Reviewing and summarizing the contents of the oral history interview:
• At the close of the previous lesson students uploaded their interview audio files and pictures to their google drive accounts.
• At this point students will work on completing the metadata sheet for the interview including a summary of the file’s contents. Using the compelling instances that were documented on the Oral History Log Sheet students will integrate three compelling instances from their Log Sheets into their summaries (descriptions). Summaries are intended to be concise rather than exhaustive – however they should reference moments that were identified on the Log Sheet and how they fit into the overall interview.
• After completing the interview file metadata sheet, the pods work toward completing metadata sheets used for objects that were brought in by participants. Completing the metadata sheets may take longer that expected but it is within reason that by the end of the class period all metadata for each artifact should be finished and submitted to the teacher. Only teachers will have access to Omeka (the repository we will use to house the archive) so students should be submitting metadata, photos, and audio files to the teacher who will then transfer them to the class archive. For more information about Omeka please see the Teacher Toolkit and the Omeka tutorial.
Reflecting on the Harvest Experience and Making Arguments Based on Evidence Collected
Guiding Question: Why is it important to document multiple perspectives when creating and interpreting the history of an event, community, or social experience? What does the evidence we’ve collected tell us about the topic we are investigating?
• Reflective Essay Prompt
• Oral History Log Sheets
• History Harvest Reflection Sheet
• Students will demonstrate their understandings of how we can learn from the experiences and stories of others about the past through creating a reflective essay.
• Students will reflect upon their History Harvest experience and complete a series of reflective prompts.
Plan of Instruction:
1. Interpreting the Experiences of Others:
• After groups have completed the work of digitizing the harvested objects and interviews, students will address the reflective essay prompt independently. In addition to the photos and audio files to be added to the Omeka site, the teacher informs students that this interpretative element of the unit (the reflective essays) will also be included as part of the Omeka site. Students are given as much time as they need to complete these. Students are also encouraged to use data collected by classmates to bolster their arguments.

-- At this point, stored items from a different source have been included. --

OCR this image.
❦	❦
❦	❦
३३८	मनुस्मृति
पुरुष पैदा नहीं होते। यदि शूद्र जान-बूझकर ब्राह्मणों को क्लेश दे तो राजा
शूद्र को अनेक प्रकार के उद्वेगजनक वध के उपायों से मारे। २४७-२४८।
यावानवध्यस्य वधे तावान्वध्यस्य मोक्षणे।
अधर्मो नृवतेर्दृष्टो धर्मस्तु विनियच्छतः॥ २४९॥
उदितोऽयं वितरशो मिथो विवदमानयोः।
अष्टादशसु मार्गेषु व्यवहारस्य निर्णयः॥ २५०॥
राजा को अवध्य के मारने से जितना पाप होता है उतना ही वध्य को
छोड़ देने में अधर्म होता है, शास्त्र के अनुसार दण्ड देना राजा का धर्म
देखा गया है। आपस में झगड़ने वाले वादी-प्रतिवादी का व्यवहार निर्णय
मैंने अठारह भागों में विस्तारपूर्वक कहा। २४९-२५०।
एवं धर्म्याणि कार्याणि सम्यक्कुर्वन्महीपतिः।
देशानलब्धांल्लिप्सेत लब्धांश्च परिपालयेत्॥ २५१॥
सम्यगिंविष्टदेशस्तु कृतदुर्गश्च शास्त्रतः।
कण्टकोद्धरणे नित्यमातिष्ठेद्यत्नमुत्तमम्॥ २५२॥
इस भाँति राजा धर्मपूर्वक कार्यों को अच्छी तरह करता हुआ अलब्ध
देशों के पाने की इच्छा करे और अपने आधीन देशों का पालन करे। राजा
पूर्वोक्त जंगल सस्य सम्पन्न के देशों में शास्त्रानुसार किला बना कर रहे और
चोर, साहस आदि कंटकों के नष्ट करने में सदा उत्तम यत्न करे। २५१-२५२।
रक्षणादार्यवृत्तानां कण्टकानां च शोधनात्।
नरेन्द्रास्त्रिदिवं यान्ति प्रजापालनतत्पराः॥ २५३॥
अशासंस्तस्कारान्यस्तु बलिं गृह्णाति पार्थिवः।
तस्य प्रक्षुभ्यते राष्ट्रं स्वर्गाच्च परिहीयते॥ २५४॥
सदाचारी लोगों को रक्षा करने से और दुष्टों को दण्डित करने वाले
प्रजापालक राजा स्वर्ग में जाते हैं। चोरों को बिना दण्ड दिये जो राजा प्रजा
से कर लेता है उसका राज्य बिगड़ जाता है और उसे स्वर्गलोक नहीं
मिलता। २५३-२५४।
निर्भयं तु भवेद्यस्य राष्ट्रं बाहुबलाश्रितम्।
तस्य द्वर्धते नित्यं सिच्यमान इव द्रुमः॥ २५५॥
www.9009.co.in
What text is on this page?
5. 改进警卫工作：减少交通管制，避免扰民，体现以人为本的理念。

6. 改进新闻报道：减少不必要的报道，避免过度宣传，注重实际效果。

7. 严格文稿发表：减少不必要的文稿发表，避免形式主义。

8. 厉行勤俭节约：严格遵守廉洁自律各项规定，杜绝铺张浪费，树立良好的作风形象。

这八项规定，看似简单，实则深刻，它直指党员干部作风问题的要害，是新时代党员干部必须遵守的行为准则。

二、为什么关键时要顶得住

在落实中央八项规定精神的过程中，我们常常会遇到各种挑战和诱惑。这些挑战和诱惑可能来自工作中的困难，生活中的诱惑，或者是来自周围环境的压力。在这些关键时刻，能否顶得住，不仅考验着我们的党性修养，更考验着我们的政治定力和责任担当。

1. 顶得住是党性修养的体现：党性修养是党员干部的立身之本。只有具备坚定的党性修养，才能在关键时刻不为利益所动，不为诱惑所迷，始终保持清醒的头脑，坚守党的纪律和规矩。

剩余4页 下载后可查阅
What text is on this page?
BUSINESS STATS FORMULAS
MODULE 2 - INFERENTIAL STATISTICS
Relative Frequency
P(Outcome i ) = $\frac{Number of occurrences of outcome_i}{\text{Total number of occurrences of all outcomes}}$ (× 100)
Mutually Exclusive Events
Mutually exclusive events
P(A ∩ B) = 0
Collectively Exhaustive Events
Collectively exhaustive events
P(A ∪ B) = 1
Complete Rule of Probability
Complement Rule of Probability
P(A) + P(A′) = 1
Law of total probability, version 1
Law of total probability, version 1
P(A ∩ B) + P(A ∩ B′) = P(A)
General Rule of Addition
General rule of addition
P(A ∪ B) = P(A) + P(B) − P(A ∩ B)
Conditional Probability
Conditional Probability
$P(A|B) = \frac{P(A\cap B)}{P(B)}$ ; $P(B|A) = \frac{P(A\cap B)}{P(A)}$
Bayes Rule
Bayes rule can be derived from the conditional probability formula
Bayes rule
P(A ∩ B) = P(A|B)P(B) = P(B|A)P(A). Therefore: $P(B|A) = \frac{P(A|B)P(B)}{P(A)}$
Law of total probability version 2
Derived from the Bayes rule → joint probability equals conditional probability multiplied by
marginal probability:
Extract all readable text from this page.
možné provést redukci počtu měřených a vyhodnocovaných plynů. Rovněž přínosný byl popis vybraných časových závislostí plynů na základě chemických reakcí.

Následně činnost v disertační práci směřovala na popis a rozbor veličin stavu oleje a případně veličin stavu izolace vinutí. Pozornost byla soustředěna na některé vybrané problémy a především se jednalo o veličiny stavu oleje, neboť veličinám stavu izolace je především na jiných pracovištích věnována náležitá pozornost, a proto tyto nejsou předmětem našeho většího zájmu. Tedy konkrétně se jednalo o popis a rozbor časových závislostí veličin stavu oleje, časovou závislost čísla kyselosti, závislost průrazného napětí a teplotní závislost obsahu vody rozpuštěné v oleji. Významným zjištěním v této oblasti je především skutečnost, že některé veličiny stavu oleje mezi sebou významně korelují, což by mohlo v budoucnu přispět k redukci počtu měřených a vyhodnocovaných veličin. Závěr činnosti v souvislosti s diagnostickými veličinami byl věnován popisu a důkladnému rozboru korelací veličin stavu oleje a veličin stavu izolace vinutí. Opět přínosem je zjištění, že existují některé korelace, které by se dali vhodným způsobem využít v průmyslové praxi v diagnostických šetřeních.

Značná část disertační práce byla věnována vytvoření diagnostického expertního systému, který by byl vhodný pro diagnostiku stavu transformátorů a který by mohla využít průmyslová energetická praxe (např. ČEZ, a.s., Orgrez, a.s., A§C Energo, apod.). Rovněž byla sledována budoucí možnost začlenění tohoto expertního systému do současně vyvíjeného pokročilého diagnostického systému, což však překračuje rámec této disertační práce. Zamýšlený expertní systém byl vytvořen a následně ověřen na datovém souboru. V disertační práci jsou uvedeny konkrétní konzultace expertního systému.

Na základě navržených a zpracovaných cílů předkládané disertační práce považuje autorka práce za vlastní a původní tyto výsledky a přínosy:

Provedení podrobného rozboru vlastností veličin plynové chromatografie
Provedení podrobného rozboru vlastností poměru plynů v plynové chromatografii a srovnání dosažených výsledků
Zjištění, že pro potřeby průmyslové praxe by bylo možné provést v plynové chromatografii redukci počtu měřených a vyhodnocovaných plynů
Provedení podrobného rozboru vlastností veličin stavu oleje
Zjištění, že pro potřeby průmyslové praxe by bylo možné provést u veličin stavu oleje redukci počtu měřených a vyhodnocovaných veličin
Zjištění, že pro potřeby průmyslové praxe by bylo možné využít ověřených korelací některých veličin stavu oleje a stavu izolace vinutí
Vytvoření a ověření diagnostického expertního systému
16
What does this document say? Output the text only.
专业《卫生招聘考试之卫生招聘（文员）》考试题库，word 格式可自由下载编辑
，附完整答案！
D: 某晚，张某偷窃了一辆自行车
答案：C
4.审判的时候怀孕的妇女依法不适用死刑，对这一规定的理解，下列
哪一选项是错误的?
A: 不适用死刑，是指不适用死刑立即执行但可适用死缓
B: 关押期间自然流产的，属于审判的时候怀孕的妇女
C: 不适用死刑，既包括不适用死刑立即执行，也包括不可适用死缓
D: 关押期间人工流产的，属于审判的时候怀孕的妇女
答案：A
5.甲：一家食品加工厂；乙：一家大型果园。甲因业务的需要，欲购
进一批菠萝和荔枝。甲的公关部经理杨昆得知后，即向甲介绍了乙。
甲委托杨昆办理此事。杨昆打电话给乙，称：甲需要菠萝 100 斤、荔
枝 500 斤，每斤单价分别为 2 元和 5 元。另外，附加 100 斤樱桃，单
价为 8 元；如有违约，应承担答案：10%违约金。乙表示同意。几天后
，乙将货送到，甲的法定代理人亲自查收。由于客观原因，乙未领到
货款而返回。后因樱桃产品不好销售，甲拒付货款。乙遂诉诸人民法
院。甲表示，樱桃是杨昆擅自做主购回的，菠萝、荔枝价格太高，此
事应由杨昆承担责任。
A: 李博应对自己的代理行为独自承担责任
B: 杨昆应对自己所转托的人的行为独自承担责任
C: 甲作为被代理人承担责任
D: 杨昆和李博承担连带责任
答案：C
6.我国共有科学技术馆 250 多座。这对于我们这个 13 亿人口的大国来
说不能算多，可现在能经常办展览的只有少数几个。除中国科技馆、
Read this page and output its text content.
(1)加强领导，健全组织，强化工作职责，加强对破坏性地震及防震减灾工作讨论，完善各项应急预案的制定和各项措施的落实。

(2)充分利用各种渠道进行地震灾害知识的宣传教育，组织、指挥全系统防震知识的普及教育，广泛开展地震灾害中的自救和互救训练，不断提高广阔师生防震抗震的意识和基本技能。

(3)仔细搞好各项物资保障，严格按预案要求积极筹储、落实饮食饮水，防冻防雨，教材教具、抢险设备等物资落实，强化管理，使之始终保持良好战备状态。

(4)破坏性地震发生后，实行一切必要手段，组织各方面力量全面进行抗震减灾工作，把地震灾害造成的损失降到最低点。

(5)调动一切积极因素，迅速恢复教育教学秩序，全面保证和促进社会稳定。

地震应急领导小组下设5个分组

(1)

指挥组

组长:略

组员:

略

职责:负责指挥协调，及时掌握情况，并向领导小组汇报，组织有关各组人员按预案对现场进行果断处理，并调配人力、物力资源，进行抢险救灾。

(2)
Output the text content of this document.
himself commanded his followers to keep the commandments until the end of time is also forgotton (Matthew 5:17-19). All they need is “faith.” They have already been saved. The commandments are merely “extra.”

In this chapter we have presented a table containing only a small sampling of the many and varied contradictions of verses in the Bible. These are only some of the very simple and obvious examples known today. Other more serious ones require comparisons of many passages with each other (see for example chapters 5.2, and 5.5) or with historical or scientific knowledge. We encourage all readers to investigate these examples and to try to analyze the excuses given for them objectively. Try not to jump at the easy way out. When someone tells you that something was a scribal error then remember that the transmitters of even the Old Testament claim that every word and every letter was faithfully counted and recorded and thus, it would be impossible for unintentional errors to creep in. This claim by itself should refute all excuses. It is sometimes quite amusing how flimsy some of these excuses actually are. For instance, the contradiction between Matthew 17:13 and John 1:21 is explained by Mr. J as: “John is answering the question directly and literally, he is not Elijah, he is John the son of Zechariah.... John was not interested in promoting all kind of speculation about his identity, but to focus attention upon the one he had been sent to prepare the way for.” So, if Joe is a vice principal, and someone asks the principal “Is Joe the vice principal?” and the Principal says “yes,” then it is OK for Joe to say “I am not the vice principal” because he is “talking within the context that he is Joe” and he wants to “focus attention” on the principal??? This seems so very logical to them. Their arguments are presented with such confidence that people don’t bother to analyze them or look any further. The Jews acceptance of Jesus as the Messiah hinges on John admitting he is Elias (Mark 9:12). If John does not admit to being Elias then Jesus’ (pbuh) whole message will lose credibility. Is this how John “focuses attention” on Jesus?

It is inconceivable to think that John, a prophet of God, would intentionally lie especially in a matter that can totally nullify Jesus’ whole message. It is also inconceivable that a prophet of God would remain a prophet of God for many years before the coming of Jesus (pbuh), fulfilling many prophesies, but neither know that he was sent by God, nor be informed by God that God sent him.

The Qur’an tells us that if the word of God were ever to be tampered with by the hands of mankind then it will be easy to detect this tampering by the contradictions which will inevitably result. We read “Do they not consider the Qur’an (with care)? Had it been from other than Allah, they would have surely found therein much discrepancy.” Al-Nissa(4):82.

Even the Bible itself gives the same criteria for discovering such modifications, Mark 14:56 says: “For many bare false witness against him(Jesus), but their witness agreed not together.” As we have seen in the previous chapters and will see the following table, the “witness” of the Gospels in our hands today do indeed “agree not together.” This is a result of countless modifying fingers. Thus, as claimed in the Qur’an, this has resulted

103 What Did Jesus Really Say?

• Essay prompt (assessment): “Write an argumentative essay about our theme that engages multiple perspectives on the issues and uses evidence both from your own History Harvest interviews and the data collected by your classmates. How do the various perspectives and data “harvested” influence your understanding of the theme and its significance, both historically and in our lives today?”
2. Wrapping things up:
• Once students have completed the reflective essay prompts they are then given the opportunity to reflect upon the History Harvest experience more generally.
• Students are given the History Harvest Reflection sheet to capture their ideas as they reflect on the overall experience and are given the remainder of the class period to complete these. Some students may not finish this part of the lesson during this class – at which point they would complete the following day.
• In the coming days, as the teacher has had an opportunity to upload all student work (including photos, metadata, and essay responses) to the Omeka archive, the teacher showcases student work by viewing the site as a class and may consider additional opportunities for student learning including having students present what they learned from the members of the community with the rest of their peers and possibly inviting community members to view their work.